Meski biru lambang kesedihan- idiom bahasa Inggris, tapi bendera itu kuning. Semua tahu artinya apa. Berkibar tertiup sepoi angin di bawah langit cerah.
Raung tangis terus terdengar setiap detiknya, orang berkostum hitam silih berdatangan membawa simpati dan sepatah dua patah kalimat kedukaan, tentunya ada doa tersempil agar kami yang ditinggalkan berlapang dada.
Sebenarnya aku tidak perlu didoakan untuk ikhlas melepasnya ke akhirat sana, toh aku tidak berkabung sedikitpun. Ibaratnya begini deh, memangnya harus menangisi kepergian wabah corona yang sudah merenggut dan mengganggu kehidupan banyak orang? Kan, tidak!
Agak berlebihan memang perbandingannya. Dia tidak separah virus tersebut sampai menelan korban jiwa, hanya nyaris saja. Gara-garanya, aku selalu tercekik kesulitan bernapas padahal oksigen berterbangan bebas di muka bumi ini.
"Inara ajak Mbakmu pulang, bantu tenangin dia." Pesan om Rahman seusai menabur habis bunga di keranjang. "Om harus pamit sekarang, bibimu kasihan ditinggal sendirian lagi hamil besar."
Om Rahman ini satu-satunya kerabat yang datang karena domisili kami berdekatan, maksudku masih seJabodetabek. Lain hal dengan ibu dan adikku di beda provinsi sana. Mereka absen hadir. Sebenarnya bukan karena jarak, lebih ke kondisi ibu yang kurang memungkinkan. Beliau punya jadwal operasi dua hari lagi.
Entahlah, dunia memang sebecanda ini mempermainkan jatah hidupku di dunia. Ayah meninggal mendadak, ibu yang selama ini sehat dan semangat banting tulang belakangan tubuhnya dihinggapi kanker, lalu mbaku yang kini sedang meratapi kepergian suaminya tak kalah memberatkan hidupku.
Enam bulan lamanya setengah gajiku raib, menggelontor lancar untuk menghentikan kejaran debt collector.
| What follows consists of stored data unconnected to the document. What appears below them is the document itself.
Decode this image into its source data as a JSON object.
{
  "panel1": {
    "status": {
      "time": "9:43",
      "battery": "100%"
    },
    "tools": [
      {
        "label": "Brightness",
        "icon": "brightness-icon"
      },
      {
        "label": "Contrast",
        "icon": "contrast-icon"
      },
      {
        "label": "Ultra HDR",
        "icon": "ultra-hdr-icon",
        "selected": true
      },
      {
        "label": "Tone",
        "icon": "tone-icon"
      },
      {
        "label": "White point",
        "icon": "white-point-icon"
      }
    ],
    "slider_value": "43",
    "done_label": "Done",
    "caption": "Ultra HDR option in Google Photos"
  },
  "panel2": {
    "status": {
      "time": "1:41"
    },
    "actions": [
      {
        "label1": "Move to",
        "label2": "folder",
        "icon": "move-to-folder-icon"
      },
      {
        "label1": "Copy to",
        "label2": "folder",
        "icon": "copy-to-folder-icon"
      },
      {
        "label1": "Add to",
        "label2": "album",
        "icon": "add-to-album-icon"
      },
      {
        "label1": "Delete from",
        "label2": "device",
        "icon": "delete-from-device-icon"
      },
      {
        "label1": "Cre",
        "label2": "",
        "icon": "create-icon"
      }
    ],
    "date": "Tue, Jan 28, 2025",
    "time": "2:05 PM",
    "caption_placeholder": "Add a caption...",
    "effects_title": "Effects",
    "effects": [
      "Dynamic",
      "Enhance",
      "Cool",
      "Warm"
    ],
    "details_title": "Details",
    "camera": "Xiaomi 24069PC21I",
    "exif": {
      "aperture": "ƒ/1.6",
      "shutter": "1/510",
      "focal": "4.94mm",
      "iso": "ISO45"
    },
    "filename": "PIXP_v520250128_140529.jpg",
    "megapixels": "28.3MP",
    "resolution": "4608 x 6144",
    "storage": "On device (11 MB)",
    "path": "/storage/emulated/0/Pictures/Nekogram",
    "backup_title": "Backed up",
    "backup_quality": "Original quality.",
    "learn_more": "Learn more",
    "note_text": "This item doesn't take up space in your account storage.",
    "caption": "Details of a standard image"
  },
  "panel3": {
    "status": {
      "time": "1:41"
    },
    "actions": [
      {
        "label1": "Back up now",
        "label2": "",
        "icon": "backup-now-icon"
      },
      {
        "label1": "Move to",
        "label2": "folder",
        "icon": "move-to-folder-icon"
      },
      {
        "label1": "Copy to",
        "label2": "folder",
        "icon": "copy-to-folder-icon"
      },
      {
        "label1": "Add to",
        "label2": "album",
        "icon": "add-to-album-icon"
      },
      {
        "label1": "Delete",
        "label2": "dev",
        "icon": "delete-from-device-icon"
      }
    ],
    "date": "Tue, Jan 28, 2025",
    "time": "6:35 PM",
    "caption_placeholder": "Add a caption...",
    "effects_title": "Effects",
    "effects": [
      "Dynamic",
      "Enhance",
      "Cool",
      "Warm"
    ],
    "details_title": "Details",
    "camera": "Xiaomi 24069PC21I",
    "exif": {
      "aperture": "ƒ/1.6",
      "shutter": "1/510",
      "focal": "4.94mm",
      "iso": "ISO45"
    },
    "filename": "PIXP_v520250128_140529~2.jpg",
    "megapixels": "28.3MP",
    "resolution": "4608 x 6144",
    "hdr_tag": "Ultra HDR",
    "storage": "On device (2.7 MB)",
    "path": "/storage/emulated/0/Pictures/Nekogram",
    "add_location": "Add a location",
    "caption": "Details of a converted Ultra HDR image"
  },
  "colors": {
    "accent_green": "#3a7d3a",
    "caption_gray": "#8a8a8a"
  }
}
Puncak dari hutangnya yang menggunung, ia harus rela melepas rumahnya karena disita bank. Iya, rumah yang dijadikan suaminya tempat menggantung diri dini hari tadi. Rumah yang depan pagarnya tertancap bendera kuning.
"Nara, mas Zidan udah tenang di sana. Bagaimanapun dia tetap kakak iparmu, Mbak minta tolong lepas semua jengkel kamu, maafin dia ya." Pintanya seraya mengusap nisan kayu.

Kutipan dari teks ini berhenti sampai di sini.